Cuxhaven: Streifzug durch ehemalige Kaserne - so sieht es dort jetzt aus
Cuxhaven-Altenwalde. Es hat schon etwas von "Lost Places", als sich der Schüssel im Tor des einstigen Verwaltungsgebäudes der Notunterkunft von 2015/16 dreht. In welchem Zustand befinden sich die Quartiere wirklich?
Bei einem Presserundgang konnte sich unsere Redaktion dieser Tage umschauen. "Piep. Piep", hallt es etwas unheimlich durch die Flure. Das sind die auf dem letzten Loch pfeifenden Batterien der Rauchmelder. Ein paar Spinnweben schweben hin und her, ein paar Fliegen haben auf den Fensterbänken ihr Leben ausgehaucht - aber im Großen und Ganzen sieht es nicht viel anders aus als damals, als Altenwalde plötzlich zur Zufluchtstätte für Hunderte Menschen wurde und das DRK Cuxhaven-Hadeln als Träger hier sein Hauptquartier einrichtete.
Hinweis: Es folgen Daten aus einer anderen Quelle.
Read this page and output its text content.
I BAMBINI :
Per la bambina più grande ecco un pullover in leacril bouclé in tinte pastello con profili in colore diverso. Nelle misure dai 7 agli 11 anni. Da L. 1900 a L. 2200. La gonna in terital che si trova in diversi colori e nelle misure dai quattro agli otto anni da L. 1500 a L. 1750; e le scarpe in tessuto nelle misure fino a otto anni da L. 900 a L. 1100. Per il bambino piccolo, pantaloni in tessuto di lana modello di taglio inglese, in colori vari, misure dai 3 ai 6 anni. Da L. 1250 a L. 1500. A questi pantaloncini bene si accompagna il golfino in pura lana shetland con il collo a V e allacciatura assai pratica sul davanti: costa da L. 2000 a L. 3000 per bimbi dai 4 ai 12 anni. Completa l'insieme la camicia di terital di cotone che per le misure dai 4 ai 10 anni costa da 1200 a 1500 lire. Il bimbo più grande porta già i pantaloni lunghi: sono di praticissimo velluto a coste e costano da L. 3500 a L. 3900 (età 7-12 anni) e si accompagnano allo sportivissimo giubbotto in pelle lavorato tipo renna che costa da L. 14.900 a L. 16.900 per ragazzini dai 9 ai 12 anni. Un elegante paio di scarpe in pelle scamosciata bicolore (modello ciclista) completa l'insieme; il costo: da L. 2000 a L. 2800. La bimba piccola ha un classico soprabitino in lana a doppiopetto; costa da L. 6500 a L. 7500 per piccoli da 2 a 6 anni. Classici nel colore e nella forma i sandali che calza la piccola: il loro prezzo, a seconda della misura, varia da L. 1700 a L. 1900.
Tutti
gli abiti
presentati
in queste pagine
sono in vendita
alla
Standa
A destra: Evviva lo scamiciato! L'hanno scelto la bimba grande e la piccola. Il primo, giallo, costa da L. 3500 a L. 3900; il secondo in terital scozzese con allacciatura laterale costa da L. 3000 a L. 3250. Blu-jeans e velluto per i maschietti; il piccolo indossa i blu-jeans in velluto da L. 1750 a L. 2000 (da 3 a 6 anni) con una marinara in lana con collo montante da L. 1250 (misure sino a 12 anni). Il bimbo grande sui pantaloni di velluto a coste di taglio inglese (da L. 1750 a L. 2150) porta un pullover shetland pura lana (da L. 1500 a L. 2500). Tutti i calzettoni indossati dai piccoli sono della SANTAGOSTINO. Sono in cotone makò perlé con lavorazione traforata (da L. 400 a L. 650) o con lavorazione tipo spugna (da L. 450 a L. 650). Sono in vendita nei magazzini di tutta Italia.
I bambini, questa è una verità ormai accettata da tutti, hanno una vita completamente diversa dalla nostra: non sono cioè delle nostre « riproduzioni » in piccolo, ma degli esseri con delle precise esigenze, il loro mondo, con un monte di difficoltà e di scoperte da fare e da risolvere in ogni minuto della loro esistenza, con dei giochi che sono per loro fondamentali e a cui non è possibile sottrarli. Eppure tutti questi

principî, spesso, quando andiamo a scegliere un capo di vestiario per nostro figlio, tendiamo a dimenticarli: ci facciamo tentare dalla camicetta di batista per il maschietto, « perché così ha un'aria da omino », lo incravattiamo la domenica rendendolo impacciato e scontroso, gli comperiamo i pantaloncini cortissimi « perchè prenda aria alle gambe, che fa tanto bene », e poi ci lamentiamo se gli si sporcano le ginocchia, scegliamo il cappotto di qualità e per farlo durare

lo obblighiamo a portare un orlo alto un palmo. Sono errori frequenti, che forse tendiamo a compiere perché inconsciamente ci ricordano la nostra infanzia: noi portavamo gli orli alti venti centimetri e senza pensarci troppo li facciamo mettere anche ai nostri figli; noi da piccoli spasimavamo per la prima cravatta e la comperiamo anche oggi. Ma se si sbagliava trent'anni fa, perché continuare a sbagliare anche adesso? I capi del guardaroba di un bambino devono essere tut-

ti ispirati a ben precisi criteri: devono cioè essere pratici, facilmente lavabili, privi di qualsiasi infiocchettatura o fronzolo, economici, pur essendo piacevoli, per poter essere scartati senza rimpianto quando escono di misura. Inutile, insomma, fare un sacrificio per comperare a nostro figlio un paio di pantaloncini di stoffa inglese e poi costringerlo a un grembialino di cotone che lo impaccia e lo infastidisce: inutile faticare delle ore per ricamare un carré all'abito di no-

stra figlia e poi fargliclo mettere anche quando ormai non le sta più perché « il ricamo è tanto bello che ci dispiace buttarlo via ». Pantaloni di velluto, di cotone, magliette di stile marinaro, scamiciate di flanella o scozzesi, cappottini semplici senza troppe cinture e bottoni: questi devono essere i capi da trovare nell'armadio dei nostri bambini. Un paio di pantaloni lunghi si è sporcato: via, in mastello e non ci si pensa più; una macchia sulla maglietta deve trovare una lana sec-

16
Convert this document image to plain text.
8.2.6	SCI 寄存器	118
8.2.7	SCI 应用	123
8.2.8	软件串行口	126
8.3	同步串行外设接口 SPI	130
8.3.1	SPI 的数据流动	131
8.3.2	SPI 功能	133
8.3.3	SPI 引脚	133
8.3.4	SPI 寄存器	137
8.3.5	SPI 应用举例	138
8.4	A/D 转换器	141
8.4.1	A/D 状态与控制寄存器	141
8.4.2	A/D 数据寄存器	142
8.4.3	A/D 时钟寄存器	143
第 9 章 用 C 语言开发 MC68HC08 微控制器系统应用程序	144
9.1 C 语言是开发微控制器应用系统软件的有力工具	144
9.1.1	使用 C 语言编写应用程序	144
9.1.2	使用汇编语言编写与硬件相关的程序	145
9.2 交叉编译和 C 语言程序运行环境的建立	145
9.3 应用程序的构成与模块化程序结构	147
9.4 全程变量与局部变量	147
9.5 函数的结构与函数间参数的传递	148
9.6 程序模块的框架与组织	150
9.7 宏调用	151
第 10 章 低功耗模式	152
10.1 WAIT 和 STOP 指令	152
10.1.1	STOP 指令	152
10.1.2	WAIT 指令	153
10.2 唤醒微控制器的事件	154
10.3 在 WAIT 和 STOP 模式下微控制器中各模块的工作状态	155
Wir befinden uns in dem Teil der Kaserne, den das Land Niedersachsen zu einer Erstaufnahmeeinrichtung mit einer Kapazität von 500 Plätze ausbauen möchte.
Bei der Kapazität muss eine Höchstgrenze gelten
Eine Spekulation möchte Maik Rittershofer, Projektleiter für die Großunterkünfte des Landkreises, direkt entkräften - so wie er es schon vergangenen Woche im Sozialausschuss getan hat: Das Land plane mitnichten, sein Ankunftszentrum für rund 1500 Personen in Fallingbostel aufzulösen und durch die Unterkunft in Altenwalde zu ersetzen. "500 Personen sind die Grenze", betonen er und Erster Kreisrat Friedhelm Ottens gleichermaßen. Wobei dann noch bis zu 500 Plätze für eine Großunterkunft in der Regie des Landkreises hinzukommen. Die sollen allerdings in einem etwas entfernten Bereich des Geländes liegen, wo die jüngsten Gebäude - errichtet in der 80er-Jahren stehen. Hier werden die Personen durchaus länger leben müssen, weil überall sonst Wohnungen fehlen. In einer Erstaufnahmeeinrichtung dominieren hingegen bürokratische Vorgänge; sie stellt lediglich eine Station auf dem Weg an Wohnorte im ganzen Land dar.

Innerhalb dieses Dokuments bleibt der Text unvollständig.